Validation of trans-splicing in cell culture and removal of aberrant cis-splicing in lentiviral vectors. (A–C) Validation of trans-splicing efficacy for the fragment P1, selected in the screening assay, compared to library and scrambled sequence. HEK293T cells stably expressing splice donor were transfected with P1 (A–A″), library (B–B″), and scrambled sequence (C-C″), respectively, and analyzed 48 h post-transfection by confocal microscopy. A–C shows trans-spliced GFP, A′–C″ shows the transfection control mRFP, and A″–C″ shows the pseudo colored overlay image. (D,E) Validation of LV-P1 (D) compared to LV-Scr (E) in HEK293T cells. Cells were transduced with LV, enriched by FACS and expanded, and then transfected with splice donor. Analysis was done using flow cytometry plotting trans-spliced GFP fluorescence against the transduction control mRFP. (F,G) Validation of LV-2.0 vectors after PCR confirmation. LV-P1 2.0 and LV-Scr 2.0 were used to transduce HEK293T cells. After enrichment and expansion, cells were transfected with splice donor and analyzed by flow cytometry. No improvement on trans-splicing efficacy was observed.

FIGURE 5.

Validation of a splice acceptors expressing full-length GFP trans-splicing in vivo in the mouse brain. (A) Schematic of the improved approach to the trans-splicing event between TagBFP[+intron] as splice donor and LV/AAV with full-length GFP as splice acceptor (1). After trans-splicing, this again forms a mature mRNA (2), but in this version, the full GFP is inserted in the reading frame of the N-TagBFP. Through the insertion of the P2A ribosome skipping sequence, the N-TagBFP is split from the GFP at the ribosomal translation into protein (3). (B,C) Transfection of stable cell lines expressing TagBFP[−intron] (B) and TagBFP[+intron] (C). Cell lines were transfected with LV-P1-fuP2A and analyzed using confocal microscopy. Some scattered cells in TagBFP[+intron] were positive for GFP meaning successful trans-splicing (C). dsRed was used as a transfection control (B′–C″). (D) Quantification of LV-P1 and AAV-P1 in HEK293 cells. Cells were transduced with either LV or AAV and trans-splicing efficacy was assessed by RT-qPCR with forward primer targeting TagBFP and reverse primer targeting GFP. Control sample was AAV transduction of cells expressing TagBFP[−intron]. (E–G).
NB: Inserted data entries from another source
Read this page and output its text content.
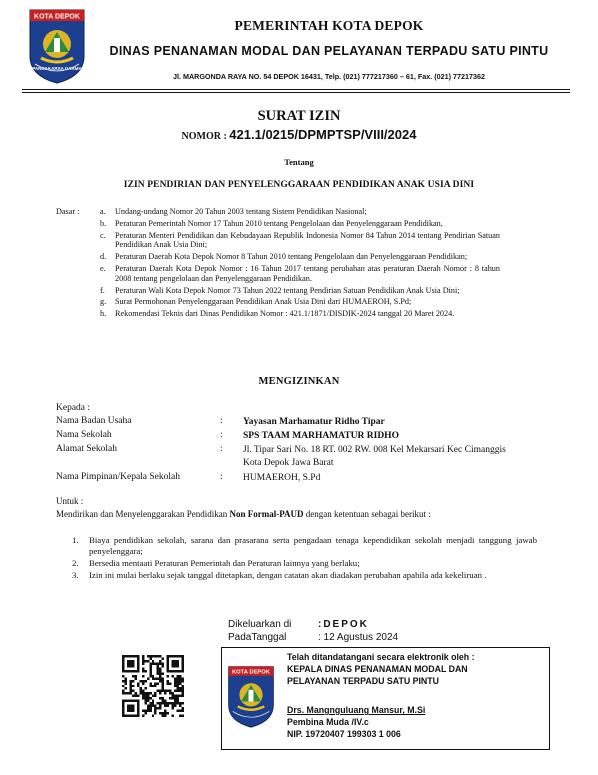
KOTA DEPOK
PANCAKARSA DARMA
PEMERINTAH KOTA DEPOK
DINAS PENANAMAN MODAL DAN PELAYANAN TERPADU SATU PINTU
Jl. MARGONDA RAYA NO. 54 DEPOK 16431, Telp. (021) 777217360 – 61, Fax. (021) 77217362
SURAT IZIN
NOMOR : 421.1/0215/DPMPTSP/VIII/2024
Tentang
IZIN PENDIRIAN DAN PENYELENGGARAAN PENDIDIKAN ANAK USIA DINI
Dasar :	a.	Undang-undang Nomor 20 Tahun 2003 tentang Sistem Pendidikan Nasional;
b.	Peraturan Pemerintah Nomor 17 Tahun 2010 tentang Pengelolaan dan Penyelenggaraan Pendidikan,
c.	Peraturan Menteri Pendidikan dan Kebudayaan Republik Indonesia Nomor 84 Tahun 2014 tentang Pendirian Satuan Pendidikan Anak Usia Dini;
d.	Peraturan Daerah Kota Depok Nomor 8 Tahun 2010 tentang Pengelolaan dan Penyelenggaraan Pendidikan;
e.	Peraturan Daerah Kota Depok Nomor : 16 Tahun 2017 tentang perubahan atas peraturan Daerah Nomor : 8 tahun 2008 tentang pengelolaan dan Penyelenggaraan Pendidikan.
f.	Peraturan Wali Kota Depok Nomor 73 Tahun 2022 tentang Pendirian Satuan Pendidikan Anak Usia Dini;
g.	Surat Permohonan Penyelenggaraan Pendidikan Anak Usia Dini dari HUMAEROH, S.Pd;
h.	Rekomendasi Teknis dari Dinas Pendidikan Nomor : 421.1/1871/DISDIK-2024 tanggal 20 Maret 2024.
MENGIZINKAN
Kepada :
Nama Badan Usaha	: Yayasan Marhamatur Ridho Tipar
Nama Sekolah	: SPS TAAM MARHAMATUR RIDHO
Alamat Sekolah	: Jl. Tipar Sari No. 18 RT. 002 RW. 008 Kel Mekarsari Kec Cimanggis Kota Depok Jawa Barat
Nama Pimpinan/Kepala Sekolah	: HUMAEROH, S.Pd
Untuk :
Mendirikan dan Menyelenggarakan Pendidikan Non Formal-PAUD dengan ketentuan sebagai berikut :
1.	Biaya pendidikan sekolah, sarana dan prasarana serta pengadaan tenaga kependidikan sekolah menjadi tanggung jawab penyelenggara;
2.	Bersedia mentaati Peraturan Pemerintah dan Peraturan lainnya yang berlaku;
3.	Izin ini mulai berlaku sejak tanggal ditetapkan, dengan catatan akan diadakan perubahan apabila ada kekeliruan .
Dikeluarkan di	:DEPOK
PadaTanggal	: 12 Agustus 2024
KOTA DEPOK
Telah ditandatangani secara elektronik oleh :
KEPALA DINAS PENANAMAN MODAL DAN
PELAYANAN TERPADU SATU PINTU
Drs. Mangnguluang Mansur, M.Si
Pembina Muda /IV.c
NIP. 19720407 199303 1 006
Trans-splicing in vivo. WT mice were injected with scrambled (Scr) acceptor vector with a furin-P2A (fu-P2A) cleavage site AAV-Scr|fu-P2A (E), an active construct AAV-P1|fu-P2A (F), or AAV-GFP (G) in striatum. Sections were stained for GFP using immunohistochemistry developed into a brown precipitation staining using the DAB-peroxidase reaction. The figure shows representative images from striatum (Str) (E–G) and globus pallidus (GP) (E′–G′). Scale bar in G′ represents 50 µm in E–G′.